INTERSPEECH 2004 - ICSLP
In standard Spectral Subtraction (SS), Half-Wave Rectification SS (HWR-SS) is normally applied to avoid negative values in the Power Spectral Density (PSD) that occur mainly due to inaccurate noise estimation caused by a Voice Activity Detector (VAD). In this paper analyses show that, given accurate noise estimation, the phase relationship between speech and noise becomes the dominant cause of the negative values. Full-Wave Rectification based SS (FWR-SS) combined with Instantaneous Noise Estimation (INE) is therefore proposed to be applied instead of VAD based HWR-SS as it is better capable of maintaining the speech information in those negative values. It is also shown in the paper that FWR-SS provides optimum orthogonality between the estimated noise and speech signals.
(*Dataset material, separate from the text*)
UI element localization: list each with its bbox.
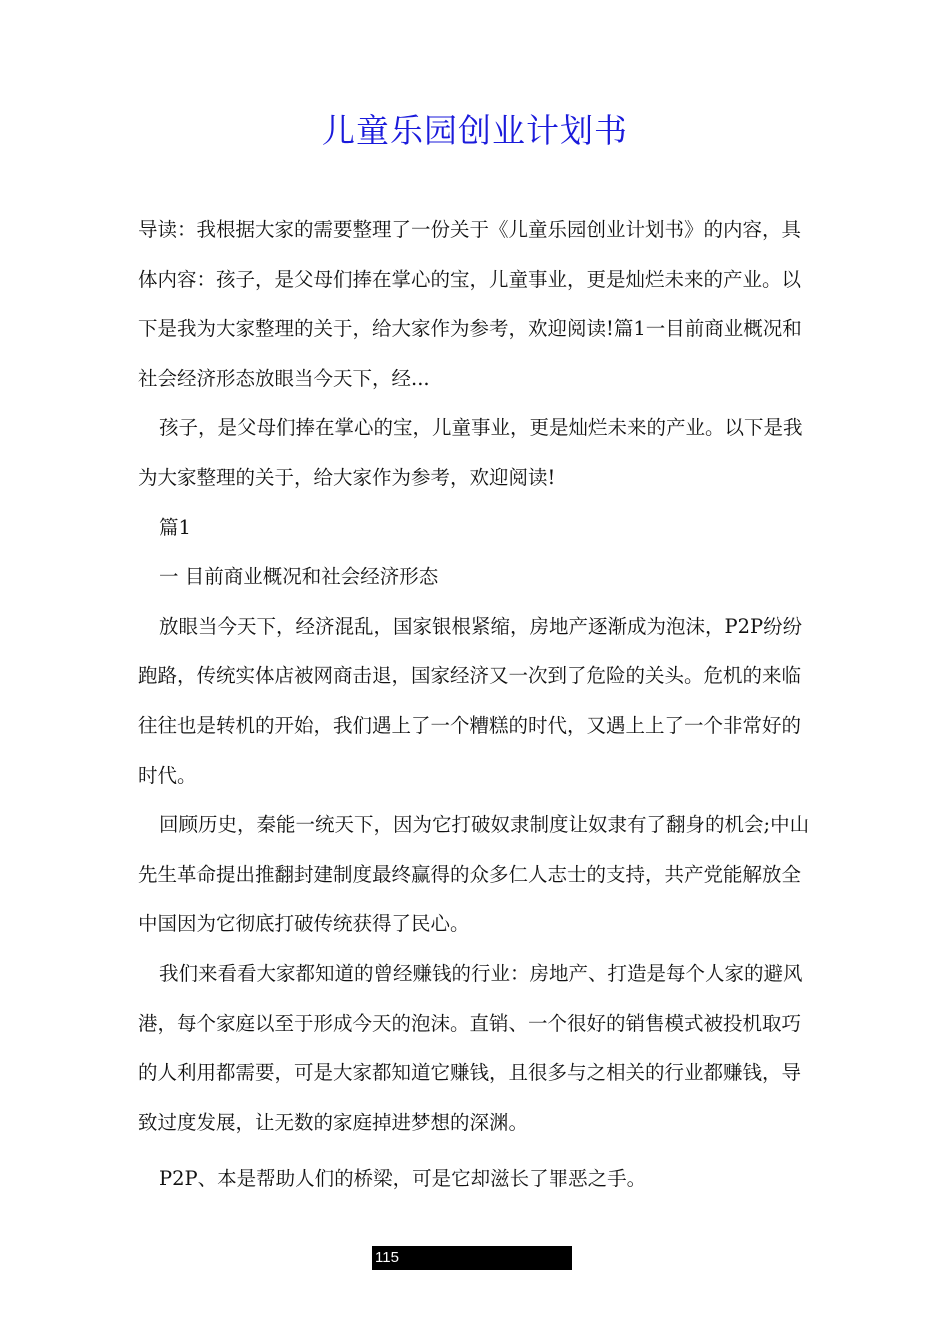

The INE method proposed in this paper is Likelihood Controlled Instantaneous Noise Estimation (LCINE), which combines long-term statistical characteristics of noise resulting from a VAD with a method of short-term INE. The combination of FWR-SS and LCINE is computationally efficient and shows a 51% error rate reduction on the Aurora 2 database in comparison to the basic Aurora front-end provided by ETSI .
Bibliographic reference. Xu, Haitian / Tan, Zheng-Hua / Dalsgaard, Paul / Lindberg, Borge (2004): "Spectral subtraction with full-wave rectification and likelihood controlled instantaneous noise estimation for robust speech recognition", In INTERSPEECH-2004, 2085-2088.